When Arab observers pressed a senior officer to allow them entry into the troubled town, he said it was too dangerous.

“The coordination (team) did not get back to us, we told them you wanted to go but still no reply from them, We want you to go to them under their protection,” a senior officer told the monitors.

The monitors were frustrated they could not enter, but also said they were unsure if their presence was wanted after their first report. “We would love to go, but I’m not sure we are welcomed there,” one observer told Reuters.

Security officials showed monitors three cars which they said were towed from inside Harasta and Douma. They said the vehicles were confiscated from “terrorists” and loaded with Israeli bombs.

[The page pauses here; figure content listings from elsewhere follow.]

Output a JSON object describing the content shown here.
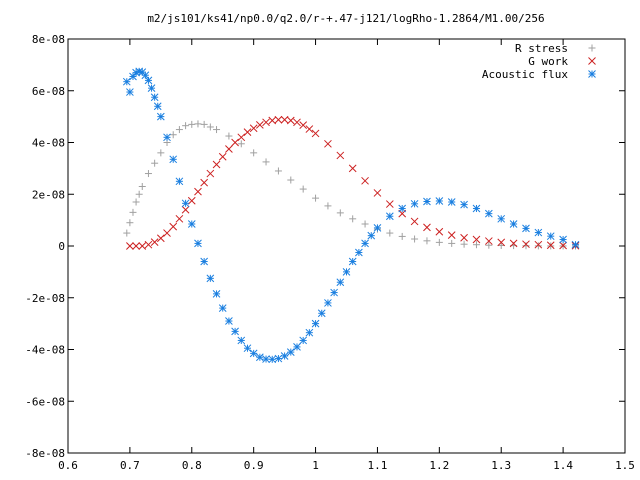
{
  "chart_data": {
    "type": "scatter",
    "title": "m2/js101/ks41/np0.0/q2.0/r-+.47-j121/logRho-1.2864/M1.00/256",
    "xlabel": "",
    "ylabel": "",
    "xlim": [
      0.6,
      1.5
    ],
    "ylim": [
      -8e-08,
      8e-08
    ],
    "x_ticks": [
      {
        "value": 0.6,
        "label": "0.6"
      },
      {
        "value": 0.7,
        "label": "0.7"
      },
      {
        "value": 0.8,
        "label": "0.8"
      },
      {
        "value": 0.9,
        "label": "0.9"
      },
      {
        "value": 1.0,
        "label": "1"
      },
      {
        "value": 1.1,
        "label": "1.1"
      },
      {
        "value": 1.2,
        "label": "1.2"
      },
      {
        "value": 1.3,
        "label": "1.3"
      },
      {
        "value": 1.4,
        "label": "1.4"
      },
      {
        "value": 1.5,
        "label": "1.5"
      }
    ],
    "y_ticks": [
      {
        "value": 8e-08,
        "label": "8e-08"
      },
      {
        "value": 6e-08,
        "label": "6e-08"
      },
      {
        "value": 4e-08,
        "label": "4e-08"
      },
      {
        "value": 2e-08,
        "label": "2e-08"
      },
      {
        "value": 0,
        "label": "0"
      },
      {
        "value": -2e-08,
        "label": "-2e-08"
      },
      {
        "value": -4e-08,
        "label": "-4e-08"
      },
      {
        "value": -6e-08,
        "label": "-6e-08"
      }
    ],
    "grid": false,
    "legend_position": "top-right",
    "series": [
      {
        "name": "R stress",
        "color": "#a0a0a0",
        "marker": "plus",
        "x": [
          0.695,
          0.7,
          0.705,
          0.71,
          0.715,
          0.72,
          0.73,
          0.74,
          0.75,
          0.76,
          0.77,
          0.78,
          0.79,
          0.8,
          0.81,
          0.82,
          0.83,
          0.84,
          0.86,
          0.88,
          0.9,
          0.92,
          0.94,
          0.96,
          0.98,
          1.0,
          1.02,
          1.04,
          1.06,
          1.08,
          1.1,
          1.12,
          1.14,
          1.16,
          1.18,
          1.2,
          1.22,
          1.24,
          1.26,
          1.28,
          1.3,
          1.32,
          1.34,
          1.36,
          1.38,
          1.4,
          1.42
        ],
        "y": [
          5e-09,
          9e-09,
          1.3e-08,
          1.7e-08,
          2e-08,
          2.3e-08,
          2.8e-08,
          3.2e-08,
          3.6e-08,
          4e-08,
          4.3e-08,
          4.5e-08,
          4.65e-08,
          4.7e-08,
          4.72e-08,
          4.7e-08,
          4.6e-08,
          4.5e-08,
          4.25e-08,
          3.95e-08,
          3.6e-08,
          3.25e-08,
          2.9e-08,
          2.55e-08,
          2.2e-08,
          1.85e-08,
          1.55e-08,
          1.28e-08,
          1.05e-08,
          8.5e-09,
          6.5e-09,
          5e-09,
          3.7e-09,
          2.7e-09,
          2e-09,
          1.4e-09,
          1e-09,
          7e-10,
          5e-10,
          3e-10,
          2e-10,
          1.5e-10,
          1e-10,
          5e-11,
          3e-11,
          2e-11,
          0.0
        ]
      },
      {
        "name": "G work",
        "color": "#cc2020",
        "marker": "cross",
        "x": [
          0.7,
          0.71,
          0.72,
          0.73,
          0.74,
          0.75,
          0.76,
          0.77,
          0.78,
          0.79,
          0.8,
          0.81,
          0.82,
          0.83,
          0.84,
          0.85,
          0.86,
          0.87,
          0.88,
          0.89,
          0.9,
          0.91,
          0.92,
          0.93,
          0.94,
          0.95,
          0.96,
          0.97,
          0.98,
          0.99,
          1.0,
          1.02,
          1.04,
          1.06,
          1.08,
          1.1,
          1.12,
          1.14,
          1.16,
          1.18,
          1.2,
          1.22,
          1.24,
          1.26,
          1.28,
          1.3,
          1.32,
          1.34,
          1.36,
          1.38,
          1.4,
          1.42
        ],
        "y": [
          0.0,
          0.0,
          0.0,
          5e-10,
          1.5e-09,
          3e-09,
          5e-09,
          7.5e-09,
          1.05e-08,
          1.4e-08,
          1.75e-08,
          2.1e-08,
          2.45e-08,
          2.8e-08,
          3.15e-08,
          3.45e-08,
          3.75e-08,
          4e-08,
          4.2e-08,
          4.4e-08,
          4.55e-08,
          4.68e-08,
          4.78e-08,
          4.85e-08,
          4.88e-08,
          4.88e-08,
          4.85e-08,
          4.78e-08,
          4.67e-08,
          4.52e-08,
          4.35e-08,
          3.95e-08,
          3.5e-08,
          3e-08,
          2.52e-08,
          2.05e-08,
          1.62e-08,
          1.25e-08,
          9.5e-09,
          7.2e-09,
          5.5e-09,
          4.2e-09,
          3.2e-09,
          2.5e-09,
          1.9e-09,
          1.4e-09,
          1e-09,
          7e-10,
          5e-10,
          3e-10,
          2e-10,
          1e-10
        ]
      },
      {
        "name": "Acoustic flux",
        "color": "#1a7fe0",
        "marker": "star",
        "x": [
          0.695,
          0.7,
          0.705,
          0.71,
          0.715,
          0.72,
          0.725,
          0.73,
          0.735,
          0.74,
          0.745,
          0.75,
          0.76,
          0.77,
          0.78,
          0.79,
          0.8,
          0.81,
          0.82,
          0.83,
          0.84,
          0.85,
          0.86,
          0.87,
          0.88,
          0.89,
          0.9,
          0.91,
          0.92,
          0.93,
          0.94,
          0.95,
          0.96,
          0.97,
          0.98,
          0.99,
          1.0,
          1.01,
          1.02,
          1.03,
          1.04,
          1.05,
          1.06,
          1.07,
          1.08,
          1.09,
          1.1,
          1.12,
          1.14,
          1.16,
          1.18,
          1.2,
          1.22,
          1.24,
          1.26,
          1.28,
          1.3,
          1.32,
          1.34,
          1.36,
          1.38,
          1.4,
          1.42
        ],
        "y": [
          6.35e-08,
          5.95e-08,
          6.55e-08,
          6.7e-08,
          6.75e-08,
          6.72e-08,
          6.6e-08,
          6.4e-08,
          6.1e-08,
          5.75e-08,
          5.4e-08,
          5e-08,
          4.2e-08,
          3.35e-08,
          2.5e-08,
          1.65e-08,
          8.5e-09,
          1e-09,
          -6e-09,
          -1.25e-08,
          -1.85e-08,
          -2.4e-08,
          -2.9e-08,
          -3.3e-08,
          -3.65e-08,
          -3.95e-08,
          -4.15e-08,
          -4.3e-08,
          -4.37e-08,
          -4.38e-08,
          -4.35e-08,
          -4.25e-08,
          -4.1e-08,
          -3.9e-08,
          -3.65e-08,
          -3.35e-08,
          -3e-08,
          -2.6e-08,
          -2.2e-08,
          -1.8e-08,
          -1.4e-08,
          -1e-08,
          -6e-09,
          -2.5e-09,
          1e-09,
          4e-09,
          7e-09,
          1.15e-08,
          1.45e-08,
          1.63e-08,
          1.72e-08,
          1.74e-08,
          1.7e-08,
          1.6e-08,
          1.45e-08,
          1.25e-08,
          1.05e-08,
          8.5e-09,
          6.8e-09,
          5.2e-09,
          3.8e-09,
          2.5e-09,
          5e-10
        ]
      }
    ]
  }
}
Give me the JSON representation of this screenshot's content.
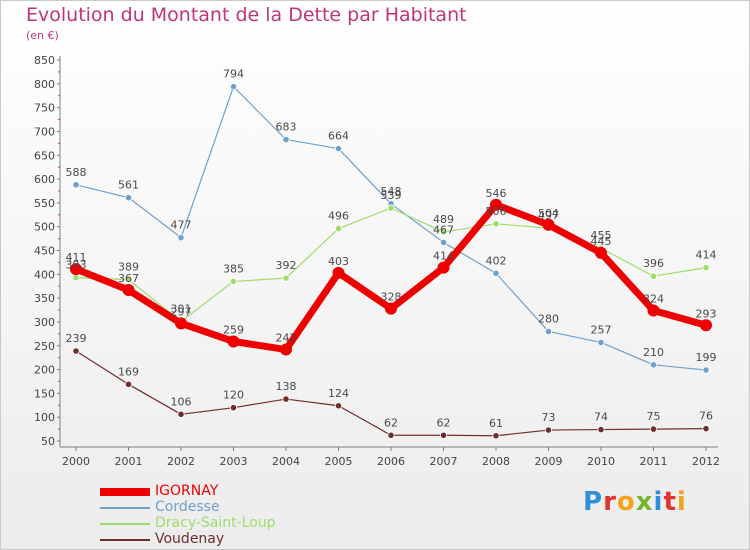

Inside Harasta, the army was heavily deployed. Dozens of soldiers in full gear were deployed in a 500-metre (1,650-foot)-long street, their guns pointed up as they nervously watched the nearby houses. People peeked from their windows but few went out. The trash-littered streets was almost deserted.

“Free Syria” was written on a wall.

“Yes, it is not safe,” said a veiled woman who was walking a man down the street. She looked worried and scared. “There are gunmen but we do not have the Free Syria Army here.”

Guardian:  Syria

• The chief of the Arab League and the Qatari prime minister are to head to New York on Saturday to seek support for an Arab plan for Syria. Nabil al-Arabi said he and Sheikh Hamad bin Jassim Al-Thani would “hold a meeting with the UN Security Council on Monday to seek ratification of the Arab League decision on Syria”. Arab League observers resumed monitoring inspections today for the first time since Gulf states pulled out of the mission.

• Russia said it would continue to promote its own draft UN resolution on Syria. Foreign ministry spokesman Alexander Lukashevich was quoted as saying that any proposal that demanded Bashar al-Assad‘s resignation- as the Arab plan does- would “simply never get approval”.

• Activists claimed the Syrian Army had raided the Damascus suburb of Douma, hours after military defectors told the BBC that they controlled the town. One report said the army faced no resistance but an activist group said there were heavy clashes between the Free Syrian Army and the regular army. Across the country, the death toll was 42, said the LCC activist network.

• The UN said it was unable to update its estimate of 5,000 people killed in Syria since the uprising began more than 10 months ago.Human rights chief Navi Pillay said the death toll was more than that but that the figure could not be updated because of “fragmentation on the ground”.